A grande ofensiva do Califa almóada Abu Ya’qub Yusuf I, em 1191, resultara na reconquista da maior parte dos territórios ao Sul do Tejo, com a excepção de Évora. Falhou, todavia, no cerco a Santarém. O Califa, ferido, faleceu ao tentar regressar a Sevilha. Depois, foram perdendo tudo. Alcácer do Sal caiu em 1217.

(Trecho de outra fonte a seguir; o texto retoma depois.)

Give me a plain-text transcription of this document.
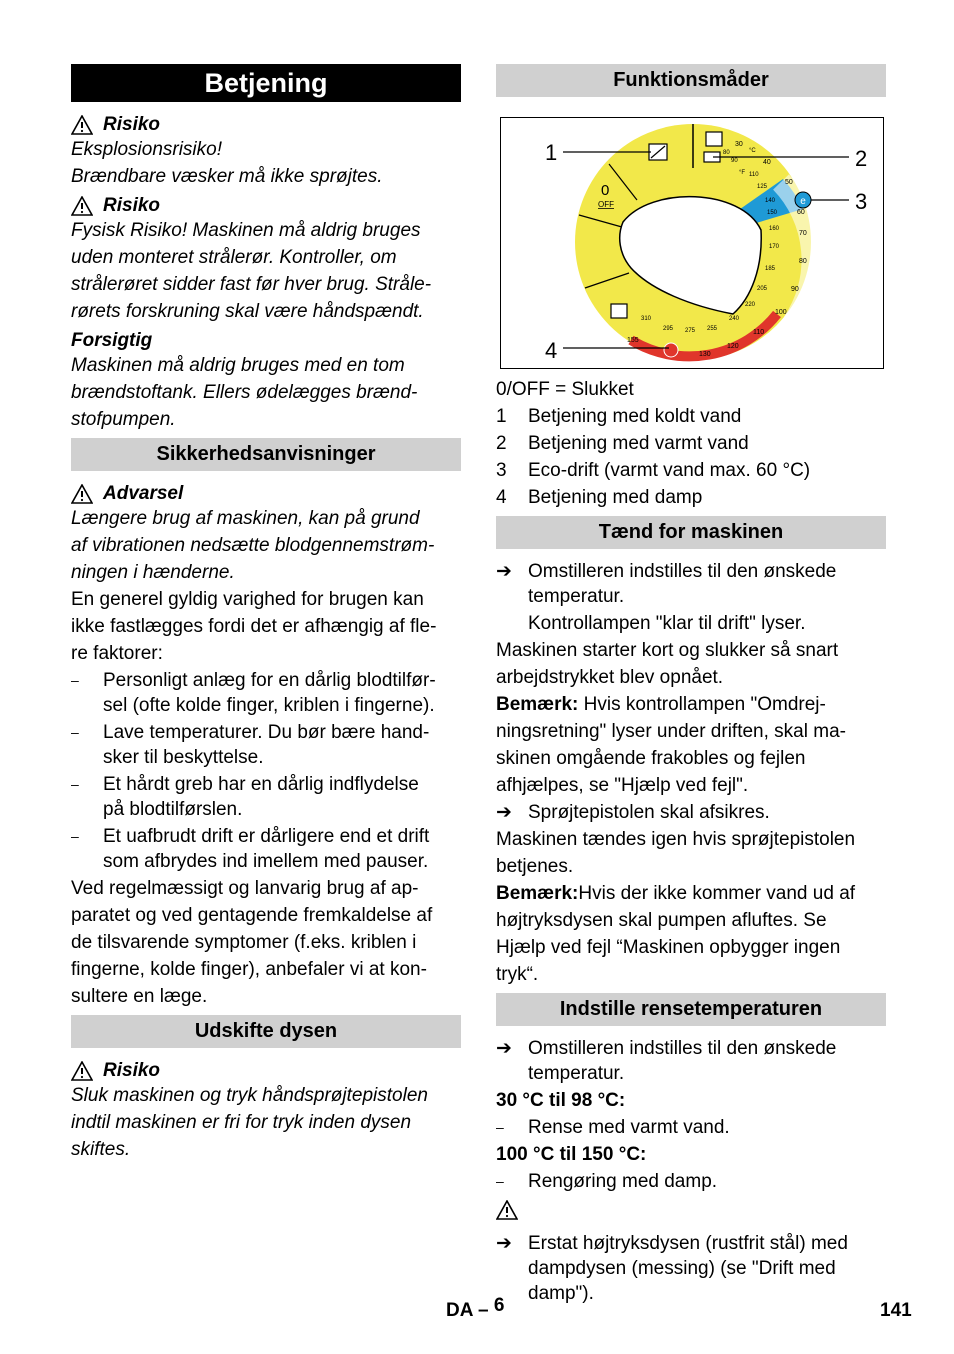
Betjening
Risiko

Eksplosionsrisiko!

Brændbare væsker må ikke sprøjtes.

Risiko

Fysisk Risiko! Maskinen må aldrig bruges

uden monteret strålerør. Kontroller, om

strålerøret sidder fast før hver brug. Stråle-

rørets forskruning skal være håndspændt.

Forsigtig

Maskinen må aldrig bruges med en tom

brændstoftank. Ellers ødelægges brænd-

stofpumpen.

Sikkerhedsanvisninger
Advarsel

Længere brug af maskinen, kan på grund

af vibrationen nedsætte blodgennemstrøm-

ningen i hænderne.

En generel gyldig varighed for brugen kan

ikke fastlægges fordi det er afhængig af fle-

re faktorer:

–	Personligt anlæg for en dårlig blodtilfør-
sel (ofte kolde finger, kriblen i fingerne).
–	Lave temperaturer. Du bør bære hand-
sker til beskyttelse.
–	Et hårdt greb har en dårlig indflydelse
på blodtilførslen.
–	Et uafbrudt drift er dårligere end et drift
som afbrydes ind imellem med pauser.

Ved regelmæssigt og lanvarig brug af ap-

paratet og ved gentagende fremkaldelse af

de tilsvarende symptomer (f.eks. kriblen i

fingerne, kolde finger), anbefaler vi at kon-

sultere en læge.

Udskifte dysen
Risiko

Sluk maskinen og tryk håndsprøjtepistolen

indtil maskinen er fri for tryk inden dysen

skiftes.

Funktionsmåder
e
0
OFF
°C
°F
30
40
50
60
70
80
90
100
110
120
130
80
90
110
125
140
150
160
170
185
205
220
240
255
275
295
310
155
1	2
3
4

0/OFF = Slukket

1	Betjening med koldt vand
2	Betjening med varmt vand
3	Eco-drift (varmt vand max. 60 °C)
4	Betjening med damp
Tænd for maskinen
➔ Omstilleren indstilles til den ønskede
temperatur.

Kontrollampen "klar til drift" lyser.

Maskinen starter kort og slukker så snart

arbejdstrykket blev opnået.

Bemærk: Hvis kontrollampen "Omdrej-

ningsretning" lyser under driften, skal ma-

skinen omgående frakobles og fejlen

afhjælpes, se "Hjælp ved fejl".

➔ Sprøjtepistolen skal afsikres.

Maskinen tændes igen hvis sprøjtepistolen

betjenes.

Bemærk:Hvis der ikke kommer vand ud af

højtryksdysen skal pumpen afluftes. Se

Hjælp ved fejl “Maskinen opbygger ingen

tryk“.

Indstille rensetemperaturen
➔ Omstilleren indstilles til den ønskede
temperatur.

30 °C til 98 °C:

–	Rense med varmt vand.

100 °C til 150 °C:

–	Rengøring med damp.
➔ Erstat højtryksdysen (rustfrit stål) med
dampdysen (messing) (se "Drift med
damp").
DA – 6	141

O último estado muçulmano que abrangia território hoje português foi a Taifa anti‑almóada do Algarve, que se estendia até Niebla. Era liderado por Mussa ben Mohammad ben Nosair ben Mahfuz, conhecido por Ibn Mahfuz, nome que efectivamente é o do bisavô (indica a genealogia até essa geração!). Governou entre 631‑660 A. H. <> 1233‑1261 d. C..

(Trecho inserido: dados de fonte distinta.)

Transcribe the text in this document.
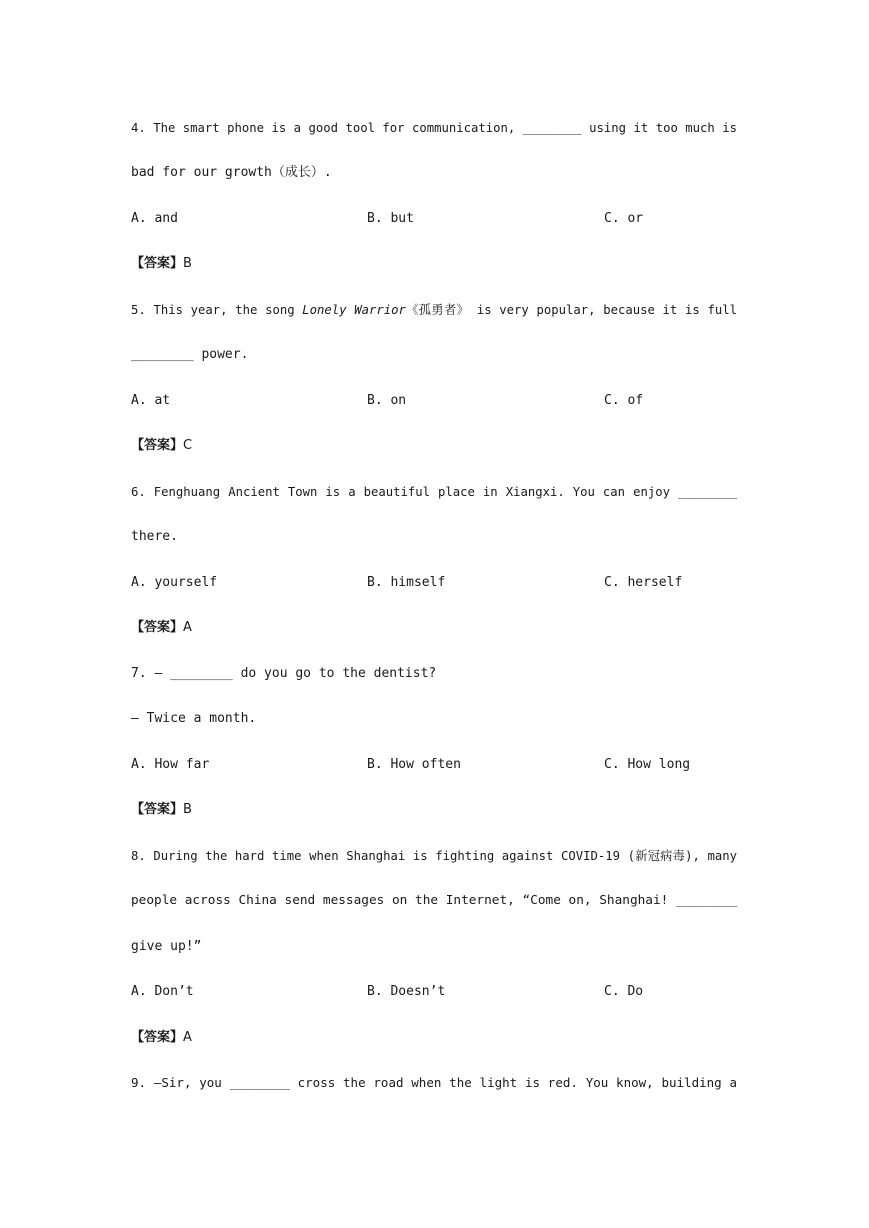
4. The smart phone is a good tool for communication, ________ using it too much is
bad for our growth（成长）.
A. and	B. but	C. or
【答案】B
5. This year, the song Lonely Warrior《孤勇者》 is very popular, because it is full
________ power.
A. at	B. on	C. of
【答案】C
6. Fenghuang Ancient Town is a beautiful place in Xiangxi. You can enjoy ________
there.
A. yourself	B. himself	C. herself
【答案】A
7. — ________ do you go to the dentist?
— Twice a month.
A. How far	B. How often	C. How long
【答案】B
8. During the hard time when Shanghai is fighting against COVID-19 (新冠病毒), many
people across China send messages on the Internet, “Come on, Shanghai! ________
give up!”
A. Don’t	B. Doesn’t	C. Do
【答案】A
9. —Sir, you ________ cross the road when the light is red. You know, building a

A Taifa do Algarve, que sobrevivia considerando‑se Estado vassalo do rei de Leão e Castela, perdeu praticamente o território da actual província portuguesa, na sequência da segunda conquista cristã de Silves, em 1248. Contudo (cremos que se trata de observação inédita), uma vez mais se manteve a tradição andaluza de recorrer a ornatos com uvas, que detectámos em dirhames quadrados, de tradição almóada, deste soberano (Fig. 54, fig. 58, fig. 59). Afinal, mantendo uma tradição de mais de três séculos.

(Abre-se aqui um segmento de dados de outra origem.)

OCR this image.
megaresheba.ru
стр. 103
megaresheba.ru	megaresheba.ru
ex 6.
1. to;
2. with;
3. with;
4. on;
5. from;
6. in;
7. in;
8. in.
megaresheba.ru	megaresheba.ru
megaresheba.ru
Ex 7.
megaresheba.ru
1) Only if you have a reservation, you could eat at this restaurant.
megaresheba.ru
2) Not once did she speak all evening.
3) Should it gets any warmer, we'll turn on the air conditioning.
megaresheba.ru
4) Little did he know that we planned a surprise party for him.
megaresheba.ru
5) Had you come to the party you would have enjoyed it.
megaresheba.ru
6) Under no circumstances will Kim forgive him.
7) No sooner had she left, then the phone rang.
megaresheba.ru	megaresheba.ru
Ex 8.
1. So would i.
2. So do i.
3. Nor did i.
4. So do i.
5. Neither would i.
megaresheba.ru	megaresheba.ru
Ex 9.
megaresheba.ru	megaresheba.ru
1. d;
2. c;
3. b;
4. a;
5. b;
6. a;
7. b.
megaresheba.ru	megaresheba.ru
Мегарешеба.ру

São de evidenciar mais dados quanto à vinha, referentes a:

– Alcáçova do Castelo de Mértola, desde o Império Almorávida às segundas Taifas, incluindo o reino efémero de Ibn Qasi, até o Império Almóada (fins do século XI ao século XIII), com ocorrência de grainhas de tipos selvagens e domésticos.

– Marques de Carvalho (1912: 15) refere: «Em 1147, teve lugar a tomada de Lisboa por Afonso Henriques, e já naquele tempo o vinho, o sal e as frutas constituíam os principais produtos dos arredores da cidade».

– Castelo de Silves: do Império Almorávida à 1.ª conquista cristã (fins do século XI a século XII); desde a reconquista almóada e Império Almóada à Taifa de Ibn Mahfuz e à conquista cristã definitiva (fins do séc. XII até 1248).

– Travessa da Portuguesa, em Setúbal (séc. XIII e/ou XIV), em contexto português.

– Ben Batuta, que visitou o Norte de África, o Império Bizantino, Pérsia, Índia, Ilhas da Indonésia até à China, bem como o Al‑Andalus, em mais de 25 anos de viagens, no início do século XIV descreve, nas suas Viagens (Moura, 1840, 1841), hábitos de populações, referindo excessos de consumo de bebidas alcoólicas em contextos islâmicos: «Depois que entrei na cidade de Idage, quis ver o mencionado Sultão Afraciato. O que não se me facilitou, porque ele não saía senão no dia de sexta‑feira por causa da sua perseverança no vinho» (texto pág. 46, Fig. 55). No seu livro, refere muitas vezes o vinho, uvas, parreiras, mosto e passas (estas entraram também na produção de vinhos adamados).

Em suma: apesar das contra‑indicações ou interdições corânicas, o cultivo da vinha e a fabricação do vinho parecem ter‑se mantido no Al‑Andalus durante a ocupação islâmica, embora com progressos e retrocessos. Corolário é a manutenção das castas existentes, sem excluir a importação de outras.

Outro importante testemunho da tolerância da cultura vitícola portuguesa pelos árabes é‑nos dado por Lencastre (1953: 49 p.p.) que apresenta, cronologicamente, centenas de documentos (forais, doações, vendas de vinhas, alvarás, etc.) desde o ano de 870 até ao fim da Idade Média.